Я: То был рыбак. Он уже ушел.
Он (выслушивая вранье): …
Я: Были бы они всеядными или приспособленными каждый к своей среде? Я говорю, за просто так против течения не проплывешь. Должно быть какое-то горючее. Какие-то затраты.
Он: Ее зовут Оливия.
Он пытался приземлить разговор. Вернуть его на грешную землю.

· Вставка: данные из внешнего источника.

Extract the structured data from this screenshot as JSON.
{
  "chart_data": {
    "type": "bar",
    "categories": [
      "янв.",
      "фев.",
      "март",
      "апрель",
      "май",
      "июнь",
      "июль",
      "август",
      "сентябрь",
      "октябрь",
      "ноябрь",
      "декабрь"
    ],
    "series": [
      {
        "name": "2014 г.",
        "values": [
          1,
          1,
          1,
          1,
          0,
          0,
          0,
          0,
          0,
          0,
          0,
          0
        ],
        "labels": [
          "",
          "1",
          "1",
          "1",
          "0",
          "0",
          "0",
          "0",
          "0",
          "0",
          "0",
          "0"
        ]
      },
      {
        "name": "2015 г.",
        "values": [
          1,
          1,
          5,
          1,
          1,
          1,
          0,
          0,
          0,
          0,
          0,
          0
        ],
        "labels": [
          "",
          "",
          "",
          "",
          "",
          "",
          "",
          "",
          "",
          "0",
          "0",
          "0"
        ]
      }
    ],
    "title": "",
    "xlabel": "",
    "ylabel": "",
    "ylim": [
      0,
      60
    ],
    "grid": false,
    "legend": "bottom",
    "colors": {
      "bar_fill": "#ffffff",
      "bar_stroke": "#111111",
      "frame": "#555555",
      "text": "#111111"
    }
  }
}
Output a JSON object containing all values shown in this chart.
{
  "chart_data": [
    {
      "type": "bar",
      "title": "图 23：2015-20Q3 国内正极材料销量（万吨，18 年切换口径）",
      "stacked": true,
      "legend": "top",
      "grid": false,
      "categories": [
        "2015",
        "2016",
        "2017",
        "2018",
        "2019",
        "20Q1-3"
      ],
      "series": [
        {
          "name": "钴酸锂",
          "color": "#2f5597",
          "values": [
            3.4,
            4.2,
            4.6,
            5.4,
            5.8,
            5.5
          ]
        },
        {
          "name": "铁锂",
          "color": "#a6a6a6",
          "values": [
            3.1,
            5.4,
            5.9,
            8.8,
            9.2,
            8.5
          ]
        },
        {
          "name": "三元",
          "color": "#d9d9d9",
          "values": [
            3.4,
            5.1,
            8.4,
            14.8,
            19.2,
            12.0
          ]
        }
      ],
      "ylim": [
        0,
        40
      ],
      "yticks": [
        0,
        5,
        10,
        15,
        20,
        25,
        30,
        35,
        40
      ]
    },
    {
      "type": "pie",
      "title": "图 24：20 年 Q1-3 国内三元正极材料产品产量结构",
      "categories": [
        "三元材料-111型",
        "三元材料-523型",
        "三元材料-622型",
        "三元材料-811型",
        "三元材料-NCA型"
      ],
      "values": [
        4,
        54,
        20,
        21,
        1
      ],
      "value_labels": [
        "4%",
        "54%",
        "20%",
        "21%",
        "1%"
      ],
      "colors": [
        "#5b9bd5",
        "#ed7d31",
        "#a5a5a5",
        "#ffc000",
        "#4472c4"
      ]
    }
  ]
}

Не уверен, что он чего-то добьется в астрофизике. Как астроцелитель.
Я рассмеялся, сам того не желая.
Тэд: Папа?
Я: Уверен, она классная, сын. Офелия.
Он: Оливия.
Потом (поскольку я слабый-слабый человек): Она же не похожа на твою маму, а?
На этот раз не было даже точек, которые мне приходилось бы воспринимать как реплики. Тэд просто сидел на том конце нашей тысячи обеденных столов и взглядом буравил мне дырку на лице.
Я скромно отвернулся.
Тэд: Вероятно, они ели бы нас, пап. Подумай сам. Статистически встретиться с ними мы могли бы только случайно, располагали бы только легендами о них, если бы мы их привлекали. Иначе они просто вломились бы, сожрали бы дерево или машину, а потом скатились бы обратно в прошлый век. Но, если мы знаем о них, тогда это означает, что мы с ними уже встречались, а если мы с ними уже встречались, то, значит, такие встречи с нами стоили риска. Риска чего? – это следующий вопрос. Риска голода. Риска застрять в одной временной единице.
Вот это Тэд, какого я знал.
Я (тише, наконец-то расслышал): Оливия. Имя начиналось с той же буквы «О», что и «онтология». Чтоб его составить, понадобилось бы шесть костей, чтобы нарисовать прямоугольный круг вокруг той пустоты в центре.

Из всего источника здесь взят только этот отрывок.